The government is actively evaluating a revamped framework for Press Note 3 (PN3)—the foreign investment rule issued in 2020 that mandates prior approval for FDI from neighbouring countries, including China. The move comes as ministries weigh the need to balance national security considerations with capital requirements across emerging sectors.
According to sources, the proposed framework may introduce a three‑tier structure, creating clearer pathways for investments based on size and strategic importance.
Speaking to NDTV Profit, Moin Ladha, Partner at Khaitan & Co, said the introduction of a clear threshold for beneficial ownership could be transformative for businesses waiting indefinitely for approvals. “If the de minimis threshold… is prescribed, this by itself will facilitate a lot of minority investment across sectors,” he noted, pointing out that current approval timelines stretch to “almost about 12 months in certain situations.”

A key proposal under discussion is a de minimis carve‑out, which could allow automatic approval for investments involving a stake below 10%, provided the sector is considered low‑risk.

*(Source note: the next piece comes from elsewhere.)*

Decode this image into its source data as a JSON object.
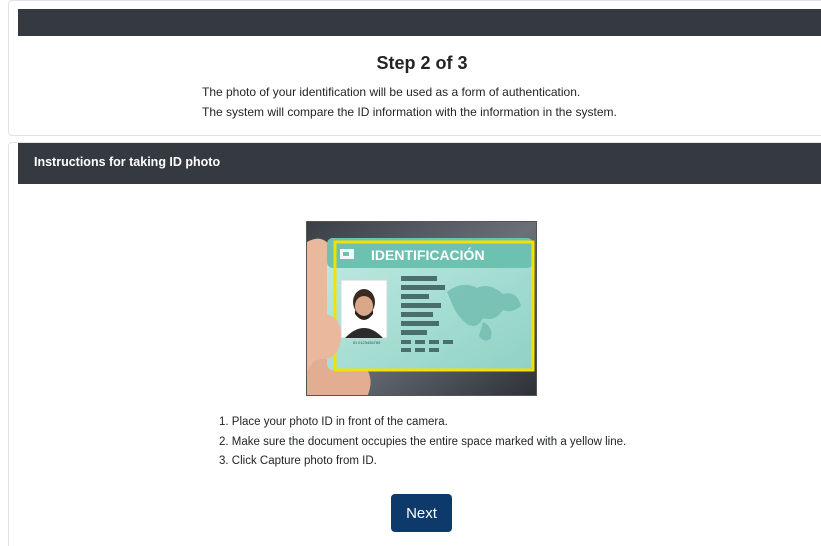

This mechanism is expected to benefit startups and smaller enterprises that rely on global funds with indirect Chinese exposure.

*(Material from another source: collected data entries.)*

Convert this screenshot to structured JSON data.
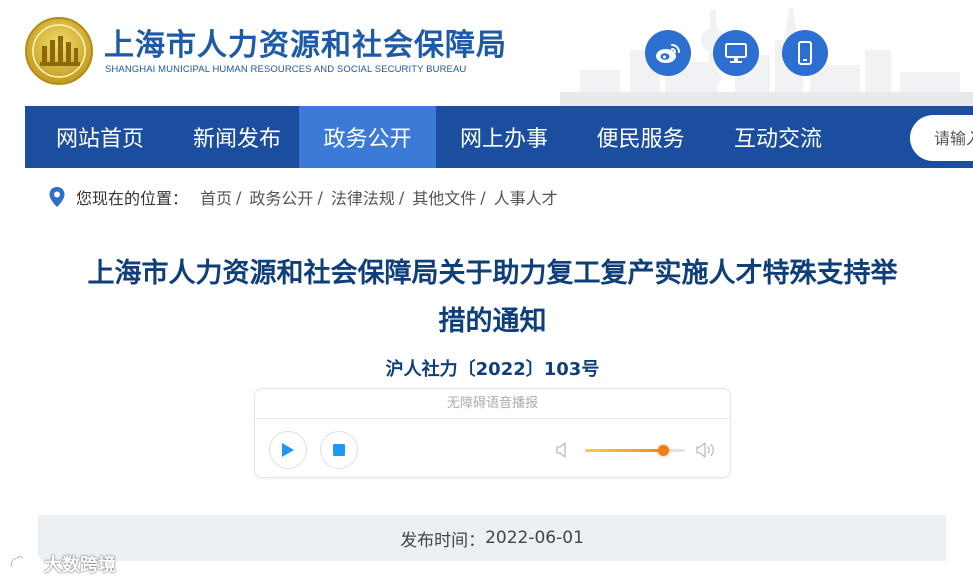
{
  "header": {
    "title": "上海市人力资源和社会保障局",
    "subtitle": "SHANGHAI MUNICIPAL HUMAN RESOURCES AND SOCIAL SECURITY BUREAU",
    "icons": [
      "weibo-icon",
      "desktop-icon",
      "mobile-icon"
    ]
  },
  "nav": {
    "items": [
      "网站首页",
      "新闻发布",
      "政务公开",
      "网上办事",
      "便民服务",
      "互动交流"
    ],
    "active": "政务公开",
    "search_placeholder": "请输入"
  },
  "breadcrumb": {
    "label": "您现在的位置：",
    "items": [
      "首页",
      "政务公开",
      "法律法规",
      "其他文件",
      "人事人才"
    ]
  },
  "article": {
    "title_line1": "上海市人力资源和社会保障局关于助力复工复产实施人才特殊支持举",
    "title_line2": "措的通知",
    "doc_number": "沪人社力〔2022〕103号"
  },
  "player": {
    "label": "无障碍语音播报",
    "volume_fraction": 0.78
  },
  "publish": {
    "label": "发布时间：",
    "date": "2022-06-01"
  },
  "watermark": {
    "text": "大数跨境"
  },
  "colors": {
    "nav_bg": "#1b4e9e",
    "nav_active": "#3b7ad6",
    "title_blue": "#0f3f7a",
    "brand_blue": "#1d5aa8",
    "icon_circle": "#2d6fd0"
  }
}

However, Ladha cautioned that several unanswered questions remain. “How will we aggregate this 10%?… What about existing Chinese investments?” he asked, noting that entities with pre‑2020 joint ventures or wholly‑owned subsidiaries need clear direction. He added that even within the 10% window, rights embedded in shareholder agreements could complicate interpretations: “What if this 10% comes with control rights or other rights?”

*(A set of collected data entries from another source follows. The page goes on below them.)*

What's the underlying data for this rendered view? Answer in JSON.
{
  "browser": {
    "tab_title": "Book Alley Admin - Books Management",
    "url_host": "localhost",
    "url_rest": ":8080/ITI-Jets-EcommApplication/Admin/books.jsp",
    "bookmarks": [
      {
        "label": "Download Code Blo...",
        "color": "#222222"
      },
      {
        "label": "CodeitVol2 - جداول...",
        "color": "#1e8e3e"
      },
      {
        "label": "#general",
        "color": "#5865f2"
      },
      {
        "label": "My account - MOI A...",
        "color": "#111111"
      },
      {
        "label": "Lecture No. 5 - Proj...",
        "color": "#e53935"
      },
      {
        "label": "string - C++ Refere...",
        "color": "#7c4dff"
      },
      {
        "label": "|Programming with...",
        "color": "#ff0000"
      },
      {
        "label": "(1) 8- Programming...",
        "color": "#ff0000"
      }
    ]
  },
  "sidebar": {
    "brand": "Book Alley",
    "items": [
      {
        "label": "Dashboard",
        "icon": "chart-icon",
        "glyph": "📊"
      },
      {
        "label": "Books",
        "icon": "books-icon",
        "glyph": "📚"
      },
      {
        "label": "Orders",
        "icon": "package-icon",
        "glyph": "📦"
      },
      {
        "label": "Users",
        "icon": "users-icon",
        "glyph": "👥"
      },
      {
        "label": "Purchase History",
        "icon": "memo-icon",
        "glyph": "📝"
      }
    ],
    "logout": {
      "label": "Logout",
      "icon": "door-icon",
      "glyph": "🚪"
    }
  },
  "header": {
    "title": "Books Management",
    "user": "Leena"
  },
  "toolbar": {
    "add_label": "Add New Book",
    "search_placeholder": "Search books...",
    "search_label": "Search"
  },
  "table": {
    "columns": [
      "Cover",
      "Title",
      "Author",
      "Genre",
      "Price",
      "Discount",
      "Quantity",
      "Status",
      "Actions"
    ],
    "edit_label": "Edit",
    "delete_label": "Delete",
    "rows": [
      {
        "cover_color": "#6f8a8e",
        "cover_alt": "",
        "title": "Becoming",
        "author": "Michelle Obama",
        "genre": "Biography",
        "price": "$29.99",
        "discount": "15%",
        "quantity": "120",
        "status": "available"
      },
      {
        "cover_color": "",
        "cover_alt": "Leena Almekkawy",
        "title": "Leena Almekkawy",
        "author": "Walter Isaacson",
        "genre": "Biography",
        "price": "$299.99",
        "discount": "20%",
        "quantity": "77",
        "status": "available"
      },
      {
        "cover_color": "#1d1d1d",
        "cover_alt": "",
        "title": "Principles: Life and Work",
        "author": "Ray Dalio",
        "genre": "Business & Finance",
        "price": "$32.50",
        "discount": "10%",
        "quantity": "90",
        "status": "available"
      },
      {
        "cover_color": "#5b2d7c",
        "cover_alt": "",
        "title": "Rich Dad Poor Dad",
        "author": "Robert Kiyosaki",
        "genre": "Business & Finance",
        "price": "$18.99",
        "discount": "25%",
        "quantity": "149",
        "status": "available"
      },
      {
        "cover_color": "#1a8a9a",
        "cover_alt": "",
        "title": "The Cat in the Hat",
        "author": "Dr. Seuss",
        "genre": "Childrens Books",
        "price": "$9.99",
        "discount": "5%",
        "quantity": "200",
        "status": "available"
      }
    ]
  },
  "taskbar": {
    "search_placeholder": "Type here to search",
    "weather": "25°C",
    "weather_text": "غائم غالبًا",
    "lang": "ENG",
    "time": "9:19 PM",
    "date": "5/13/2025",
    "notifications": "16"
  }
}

In sectors deemed strategic—such as solar technologies, battery storage and active pharmaceutical ingredients (APIs)—the government may enable fast‑track clearances to accelerate domestic capacity building. These sectors are critical to India’s energy transition and pharmaceutical supply‑chain resilience.
All other sectors would fall under a general category, where investments from PN3‑notified countries would continue to be examined on a case‑by‑case basis. The deliberations mark the first major rethink of PN3 since its introduction, signalling calibrated easing without compromising security review mechanisms.